Su alianza con Héctor Lavoe produjo algunos de los discos más influyentes del movimiento salsero. Juntos construyeron un repertorio que combinaba picardía, drama urbano y virtuosismo musical. La química entre ambos redefinió el formato de orquesta y consolidó la salsa como crónica musical del barrio latino en Estados Unidos.
Un plano de madurez
Pero el genio creativo de Colón no se limitó a una sola etapa. En los años setenta amplió su horizonte artístico y político junto al panameño Rubén Blades. De esa colaboración nació Siembra, considerado uno de los discos más influyentes en la historia de la música latina. Con letras que abordaban migración, desigualdad e identidad cultural, el álbum demostró que la salsa podía ser también un vehículo de reflexión social sin perder fuerza bailable. Fue una declaración artística que elevó el género a un plano de madurez narrativa y musical.

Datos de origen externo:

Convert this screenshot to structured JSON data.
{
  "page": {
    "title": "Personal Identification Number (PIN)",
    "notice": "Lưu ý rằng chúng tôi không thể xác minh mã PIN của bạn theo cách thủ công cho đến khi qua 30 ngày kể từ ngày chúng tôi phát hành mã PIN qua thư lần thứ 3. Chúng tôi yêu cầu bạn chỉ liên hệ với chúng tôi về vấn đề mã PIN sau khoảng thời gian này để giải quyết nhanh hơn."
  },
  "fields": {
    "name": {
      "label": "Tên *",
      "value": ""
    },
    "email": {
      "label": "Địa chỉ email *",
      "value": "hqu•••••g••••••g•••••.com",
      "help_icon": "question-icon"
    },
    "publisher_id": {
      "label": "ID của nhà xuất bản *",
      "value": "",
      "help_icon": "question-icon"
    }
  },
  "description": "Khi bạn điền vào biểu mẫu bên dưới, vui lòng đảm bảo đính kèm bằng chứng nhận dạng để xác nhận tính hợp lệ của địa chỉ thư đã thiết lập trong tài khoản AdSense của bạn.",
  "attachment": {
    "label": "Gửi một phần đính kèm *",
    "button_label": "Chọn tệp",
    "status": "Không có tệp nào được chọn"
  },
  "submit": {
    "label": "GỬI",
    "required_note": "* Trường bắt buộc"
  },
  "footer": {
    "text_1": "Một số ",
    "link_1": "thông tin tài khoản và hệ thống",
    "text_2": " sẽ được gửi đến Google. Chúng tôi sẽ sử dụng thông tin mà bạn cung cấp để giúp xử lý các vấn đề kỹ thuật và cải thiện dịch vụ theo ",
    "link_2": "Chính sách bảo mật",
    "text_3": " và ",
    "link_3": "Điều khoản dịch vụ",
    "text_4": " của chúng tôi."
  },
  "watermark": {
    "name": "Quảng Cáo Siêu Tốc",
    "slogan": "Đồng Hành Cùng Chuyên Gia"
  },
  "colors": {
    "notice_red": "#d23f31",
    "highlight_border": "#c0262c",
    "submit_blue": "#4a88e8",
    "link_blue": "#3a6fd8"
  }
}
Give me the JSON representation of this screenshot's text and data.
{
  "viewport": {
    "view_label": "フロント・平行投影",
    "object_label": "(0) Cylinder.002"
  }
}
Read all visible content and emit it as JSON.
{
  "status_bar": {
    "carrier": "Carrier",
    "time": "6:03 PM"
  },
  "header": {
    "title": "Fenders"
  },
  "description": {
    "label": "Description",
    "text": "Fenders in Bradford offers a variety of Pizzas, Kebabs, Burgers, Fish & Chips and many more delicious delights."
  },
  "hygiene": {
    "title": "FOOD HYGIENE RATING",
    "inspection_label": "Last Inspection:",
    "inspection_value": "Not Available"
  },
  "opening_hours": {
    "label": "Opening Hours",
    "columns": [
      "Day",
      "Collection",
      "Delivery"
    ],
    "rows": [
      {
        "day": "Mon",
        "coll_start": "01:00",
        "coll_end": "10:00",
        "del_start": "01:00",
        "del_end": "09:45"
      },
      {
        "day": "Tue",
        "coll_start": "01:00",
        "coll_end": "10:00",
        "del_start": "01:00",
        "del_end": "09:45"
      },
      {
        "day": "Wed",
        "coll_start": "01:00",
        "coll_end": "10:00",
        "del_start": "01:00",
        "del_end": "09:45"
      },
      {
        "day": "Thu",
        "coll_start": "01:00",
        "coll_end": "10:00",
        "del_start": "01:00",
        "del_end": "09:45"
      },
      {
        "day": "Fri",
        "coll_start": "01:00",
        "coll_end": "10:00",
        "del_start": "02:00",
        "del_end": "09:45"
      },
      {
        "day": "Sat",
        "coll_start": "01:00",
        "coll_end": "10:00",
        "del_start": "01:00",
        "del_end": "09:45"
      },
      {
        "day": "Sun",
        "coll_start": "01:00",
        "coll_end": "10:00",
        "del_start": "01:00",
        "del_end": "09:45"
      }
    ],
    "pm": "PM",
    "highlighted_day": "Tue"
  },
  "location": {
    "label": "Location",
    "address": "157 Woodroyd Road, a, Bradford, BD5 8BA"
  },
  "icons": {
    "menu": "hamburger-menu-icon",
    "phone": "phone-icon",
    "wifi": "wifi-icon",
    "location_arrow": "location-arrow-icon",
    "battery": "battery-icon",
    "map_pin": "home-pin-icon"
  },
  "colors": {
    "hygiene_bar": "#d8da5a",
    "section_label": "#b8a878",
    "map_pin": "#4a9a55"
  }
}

A lo largo de su trayectoria, Colón trabajó con figuras legendarias como Celia Cruz y Tito Puente, fusionando estilos y ampliando el espectro sonoro de la música afrocaribeña. Su capacidad como arreglista y productor resultó fundamental para modernizar la instrumentación y sofisticar las estructuras rítmicas, incorporando elementos de jazz, soul y música brasileña.
Activista cultural
Más allá de los escenarios, Colón fue un activista cultural que entendió la música como herramienta de representación y dignidad para la comunidad latina. Sus composiciones reflejaban orgullo identitario y conciencia social, lo que consolidó su figura no solo como artista, sino como portavoz generacional.
También irrumpió en la política, quizá en lo poco que le generó decepción. Jamás pudo alcanzar los votos que sí obtenía en los escenarios.
Tras conocerse su fallecimiento, artistas contemporáneos como Marc Anthony y Bad Bunny destacaron su influencia en la evolución de la música latina. Ambos, desde estilos distintos, reconocen en Colón a un pionero que abrió caminos para la internacionalización del sonido latino.
El legado de Willie Colón trasciende premios y cifras de ventas. Está en cada trombón que irrumpe con fuerza en una orquesta, en cada letra que narra la vida del barrio y en cada pista de baile donde la salsa sigue latiendo. Su obra no solo acompañó una época: ayudó a definir la identidad musical de un continente.
Porque si la salsa encontró una voz urbana, poderosa y consciente, fue gracias al trombón irreverente de Willie Colón.
Paz en su tumba.
Con Celia Cruz, Colón hizo trabajos inolvidables.